Meta avrebbe scaricato terabyte di libri da torrent per addestrare la propria intelligenza artificiale
Meta, la società madre di Facebook e Instagram, è al centro di una controversia legale per l’uso di libri piratati, scaricati da torrent, utilizzati per l’addestramento dei suoi modelli di intelligenza artificiale. Secondo una causa intentata da alcuni autori, l’azienda avrebbe scaricato “almeno 81,7 terabyte di dati su più librerie ombra tramite il sito Anna’s Archive, inclusi almeno 35,7 terabyte di dati da Z-Library e LibGen” per sviluppare il suo modello linguistico Llama.
Le comunicazioni interne di Meta rivelano che i dirigenti erano consapevoli della natura illecita dei dati utilizzati tanto che, per esempio, un’email esprimeva disagio riguardo l’utilizzo di torrent da un laptop aziendale, sottolineando la necessità di evitare “copertura mediatica che suggerisca che abbiamo utilizzato un dataset che sappiamo essere piratato“.

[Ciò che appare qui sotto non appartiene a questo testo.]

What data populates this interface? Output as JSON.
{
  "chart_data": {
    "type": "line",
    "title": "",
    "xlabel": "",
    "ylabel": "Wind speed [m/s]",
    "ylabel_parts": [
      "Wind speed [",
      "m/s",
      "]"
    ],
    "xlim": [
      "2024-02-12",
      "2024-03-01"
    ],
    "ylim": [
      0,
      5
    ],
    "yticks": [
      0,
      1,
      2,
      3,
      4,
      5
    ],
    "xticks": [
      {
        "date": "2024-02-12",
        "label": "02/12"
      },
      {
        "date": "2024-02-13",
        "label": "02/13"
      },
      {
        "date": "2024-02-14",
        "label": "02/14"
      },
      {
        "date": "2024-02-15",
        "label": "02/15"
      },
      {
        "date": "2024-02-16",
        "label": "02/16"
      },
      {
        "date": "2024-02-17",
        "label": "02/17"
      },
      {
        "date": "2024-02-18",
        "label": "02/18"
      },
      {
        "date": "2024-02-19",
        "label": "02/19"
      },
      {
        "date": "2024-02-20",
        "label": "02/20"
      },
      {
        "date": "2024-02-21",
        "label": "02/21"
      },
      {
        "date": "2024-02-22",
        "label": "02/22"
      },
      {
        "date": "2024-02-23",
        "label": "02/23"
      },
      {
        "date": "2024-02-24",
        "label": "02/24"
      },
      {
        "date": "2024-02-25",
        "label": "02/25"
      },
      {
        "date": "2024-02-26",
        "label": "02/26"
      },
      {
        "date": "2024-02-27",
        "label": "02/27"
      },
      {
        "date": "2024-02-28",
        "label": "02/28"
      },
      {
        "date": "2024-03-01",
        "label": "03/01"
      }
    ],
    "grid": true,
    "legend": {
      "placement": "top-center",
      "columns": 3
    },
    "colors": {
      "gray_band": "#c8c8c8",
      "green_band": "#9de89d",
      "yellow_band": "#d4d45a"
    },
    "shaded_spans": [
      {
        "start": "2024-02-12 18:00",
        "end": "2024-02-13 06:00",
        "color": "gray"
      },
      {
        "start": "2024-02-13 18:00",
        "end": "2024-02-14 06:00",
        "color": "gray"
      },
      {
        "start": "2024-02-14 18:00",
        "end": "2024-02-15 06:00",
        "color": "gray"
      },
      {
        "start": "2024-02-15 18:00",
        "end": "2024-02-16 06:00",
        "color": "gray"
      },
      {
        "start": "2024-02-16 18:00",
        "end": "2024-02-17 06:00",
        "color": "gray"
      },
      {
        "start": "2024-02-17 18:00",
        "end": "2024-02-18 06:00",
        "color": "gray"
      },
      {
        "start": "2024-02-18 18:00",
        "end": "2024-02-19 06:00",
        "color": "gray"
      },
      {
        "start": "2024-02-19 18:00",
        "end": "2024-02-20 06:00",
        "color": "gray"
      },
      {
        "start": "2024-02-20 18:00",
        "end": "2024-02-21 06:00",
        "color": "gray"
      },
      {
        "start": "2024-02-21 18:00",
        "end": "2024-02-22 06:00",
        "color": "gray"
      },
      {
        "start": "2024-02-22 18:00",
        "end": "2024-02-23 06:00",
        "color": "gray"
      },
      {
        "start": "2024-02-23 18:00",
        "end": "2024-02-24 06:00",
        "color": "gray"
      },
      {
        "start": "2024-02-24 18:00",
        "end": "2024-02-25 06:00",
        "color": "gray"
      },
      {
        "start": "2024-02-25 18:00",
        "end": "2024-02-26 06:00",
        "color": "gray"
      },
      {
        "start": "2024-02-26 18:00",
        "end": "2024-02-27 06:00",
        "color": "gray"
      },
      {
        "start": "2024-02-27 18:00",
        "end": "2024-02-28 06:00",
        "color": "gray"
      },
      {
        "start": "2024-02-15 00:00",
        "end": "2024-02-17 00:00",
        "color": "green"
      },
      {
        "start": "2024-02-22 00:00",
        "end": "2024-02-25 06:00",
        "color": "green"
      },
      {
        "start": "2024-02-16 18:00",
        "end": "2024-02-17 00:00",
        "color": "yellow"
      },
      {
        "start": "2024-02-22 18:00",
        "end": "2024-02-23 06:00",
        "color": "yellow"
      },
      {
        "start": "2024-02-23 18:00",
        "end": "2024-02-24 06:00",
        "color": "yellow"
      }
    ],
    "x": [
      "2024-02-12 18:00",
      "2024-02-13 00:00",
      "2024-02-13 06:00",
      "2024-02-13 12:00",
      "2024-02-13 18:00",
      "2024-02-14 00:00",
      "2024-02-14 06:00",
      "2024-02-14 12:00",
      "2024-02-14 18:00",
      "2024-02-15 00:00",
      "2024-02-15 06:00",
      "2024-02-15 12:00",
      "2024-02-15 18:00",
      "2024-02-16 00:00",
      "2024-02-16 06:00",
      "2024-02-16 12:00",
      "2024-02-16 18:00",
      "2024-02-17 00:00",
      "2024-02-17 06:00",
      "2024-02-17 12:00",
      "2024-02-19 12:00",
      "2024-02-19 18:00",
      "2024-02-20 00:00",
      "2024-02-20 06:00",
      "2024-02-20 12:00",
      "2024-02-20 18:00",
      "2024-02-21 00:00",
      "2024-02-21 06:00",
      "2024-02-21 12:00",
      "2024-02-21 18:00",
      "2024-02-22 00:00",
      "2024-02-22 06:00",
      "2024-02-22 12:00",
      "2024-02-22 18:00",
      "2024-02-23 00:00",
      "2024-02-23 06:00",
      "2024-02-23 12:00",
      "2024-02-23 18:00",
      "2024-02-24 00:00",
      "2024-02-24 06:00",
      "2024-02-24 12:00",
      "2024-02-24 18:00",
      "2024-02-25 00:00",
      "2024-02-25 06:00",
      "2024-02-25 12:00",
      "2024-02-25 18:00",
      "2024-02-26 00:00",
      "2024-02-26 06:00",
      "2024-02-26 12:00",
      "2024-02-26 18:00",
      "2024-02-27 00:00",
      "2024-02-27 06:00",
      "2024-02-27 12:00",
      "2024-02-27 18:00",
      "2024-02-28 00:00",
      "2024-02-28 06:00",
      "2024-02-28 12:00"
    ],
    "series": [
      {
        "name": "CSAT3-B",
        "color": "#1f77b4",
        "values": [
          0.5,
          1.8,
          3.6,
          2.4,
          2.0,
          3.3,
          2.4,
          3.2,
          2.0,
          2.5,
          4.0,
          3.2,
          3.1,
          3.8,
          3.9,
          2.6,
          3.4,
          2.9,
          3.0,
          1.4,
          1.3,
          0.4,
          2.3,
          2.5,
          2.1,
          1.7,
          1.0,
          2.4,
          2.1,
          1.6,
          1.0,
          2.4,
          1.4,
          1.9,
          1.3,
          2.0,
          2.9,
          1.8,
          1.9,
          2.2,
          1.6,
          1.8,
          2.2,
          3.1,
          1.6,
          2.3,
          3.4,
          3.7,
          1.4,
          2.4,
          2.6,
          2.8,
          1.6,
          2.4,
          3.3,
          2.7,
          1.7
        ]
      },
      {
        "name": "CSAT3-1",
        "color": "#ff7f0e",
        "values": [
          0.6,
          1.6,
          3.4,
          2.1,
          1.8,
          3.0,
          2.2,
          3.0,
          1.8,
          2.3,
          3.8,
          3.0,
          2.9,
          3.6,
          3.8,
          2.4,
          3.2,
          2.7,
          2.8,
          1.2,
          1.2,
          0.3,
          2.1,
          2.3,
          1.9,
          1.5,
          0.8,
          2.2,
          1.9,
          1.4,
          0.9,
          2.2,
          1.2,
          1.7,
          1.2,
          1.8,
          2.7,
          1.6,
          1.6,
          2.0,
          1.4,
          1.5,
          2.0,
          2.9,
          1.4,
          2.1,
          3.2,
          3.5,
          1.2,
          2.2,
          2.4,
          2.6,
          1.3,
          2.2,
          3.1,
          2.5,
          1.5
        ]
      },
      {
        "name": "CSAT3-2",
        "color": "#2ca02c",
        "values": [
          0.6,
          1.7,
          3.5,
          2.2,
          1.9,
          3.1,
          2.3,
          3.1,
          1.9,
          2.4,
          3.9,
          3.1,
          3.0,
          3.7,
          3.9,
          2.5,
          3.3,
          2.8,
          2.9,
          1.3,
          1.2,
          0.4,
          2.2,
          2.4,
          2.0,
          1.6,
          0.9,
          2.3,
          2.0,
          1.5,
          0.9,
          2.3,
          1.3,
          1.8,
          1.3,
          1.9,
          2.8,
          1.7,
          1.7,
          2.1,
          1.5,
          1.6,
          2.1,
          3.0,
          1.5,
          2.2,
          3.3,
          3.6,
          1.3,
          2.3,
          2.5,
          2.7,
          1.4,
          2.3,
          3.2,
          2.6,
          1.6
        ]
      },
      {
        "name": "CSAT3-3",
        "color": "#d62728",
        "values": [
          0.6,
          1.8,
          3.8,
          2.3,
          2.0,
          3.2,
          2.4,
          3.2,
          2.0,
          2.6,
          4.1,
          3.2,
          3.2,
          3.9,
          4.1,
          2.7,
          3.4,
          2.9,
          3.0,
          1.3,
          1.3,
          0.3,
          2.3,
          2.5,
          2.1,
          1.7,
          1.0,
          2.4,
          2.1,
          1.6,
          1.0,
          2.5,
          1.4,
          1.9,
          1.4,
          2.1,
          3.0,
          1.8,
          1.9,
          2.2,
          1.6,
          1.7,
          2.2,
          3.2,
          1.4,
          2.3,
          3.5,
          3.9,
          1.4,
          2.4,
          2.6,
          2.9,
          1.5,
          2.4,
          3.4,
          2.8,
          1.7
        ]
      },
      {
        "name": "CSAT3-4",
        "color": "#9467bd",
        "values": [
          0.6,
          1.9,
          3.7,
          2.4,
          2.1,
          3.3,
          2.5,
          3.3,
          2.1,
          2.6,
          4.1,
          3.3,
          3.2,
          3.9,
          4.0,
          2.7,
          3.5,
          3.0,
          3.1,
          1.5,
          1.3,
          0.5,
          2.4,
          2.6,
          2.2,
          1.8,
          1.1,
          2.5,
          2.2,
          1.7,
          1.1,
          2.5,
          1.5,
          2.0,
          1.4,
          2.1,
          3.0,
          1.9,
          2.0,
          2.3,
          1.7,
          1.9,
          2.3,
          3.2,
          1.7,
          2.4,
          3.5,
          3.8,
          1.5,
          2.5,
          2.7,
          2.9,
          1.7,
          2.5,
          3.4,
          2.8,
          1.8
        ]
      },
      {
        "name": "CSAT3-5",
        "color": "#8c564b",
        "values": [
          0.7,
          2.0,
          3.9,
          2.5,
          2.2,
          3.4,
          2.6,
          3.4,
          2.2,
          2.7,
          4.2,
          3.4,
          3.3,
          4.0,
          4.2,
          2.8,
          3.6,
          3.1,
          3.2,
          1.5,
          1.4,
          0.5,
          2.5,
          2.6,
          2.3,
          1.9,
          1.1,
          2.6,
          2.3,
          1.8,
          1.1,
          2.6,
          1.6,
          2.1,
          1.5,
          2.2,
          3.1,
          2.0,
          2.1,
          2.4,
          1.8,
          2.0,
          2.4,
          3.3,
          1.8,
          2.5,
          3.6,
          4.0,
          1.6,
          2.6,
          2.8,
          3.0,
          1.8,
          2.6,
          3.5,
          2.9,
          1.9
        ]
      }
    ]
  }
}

La società ha difeso le sue pratiche sostenendo che l’utilizzo di materiali disponibili al pubblico per l’addestramento dell’IA rientra nell’uso legittimo, tuttavia gli autori coinvolti nella causa affermano che l’utilizzo non autorizzato delle loro opere viola i diritti d’autore e potrebbe compromettere i loro mezzi di sussistenza.
L’entità del sistema di torrenting illegale di Meta è sbalorditiva. Atti di pirateria dei dati di gran lunga inferiori (appena lo 0,008 percento della quantità di opere protette da copyright piratate da Meta) hanno portato i giudici a deferire la condotta all’ufficio del procuratore degli Stati Uniti per indagini penali.
Pare inoltre che Meta avesse tentato di nascondere le proprie tracce non utilizzando i server di Facebook durante il download del set di dati, per evitare il rischio che qualcuno rintracciasse il downloader dai server del popolare social network.
Ad ogni modo le indagini degli organismi competenti proseguiranno, basterà attendere per scoprire come si concluderà la vicenda.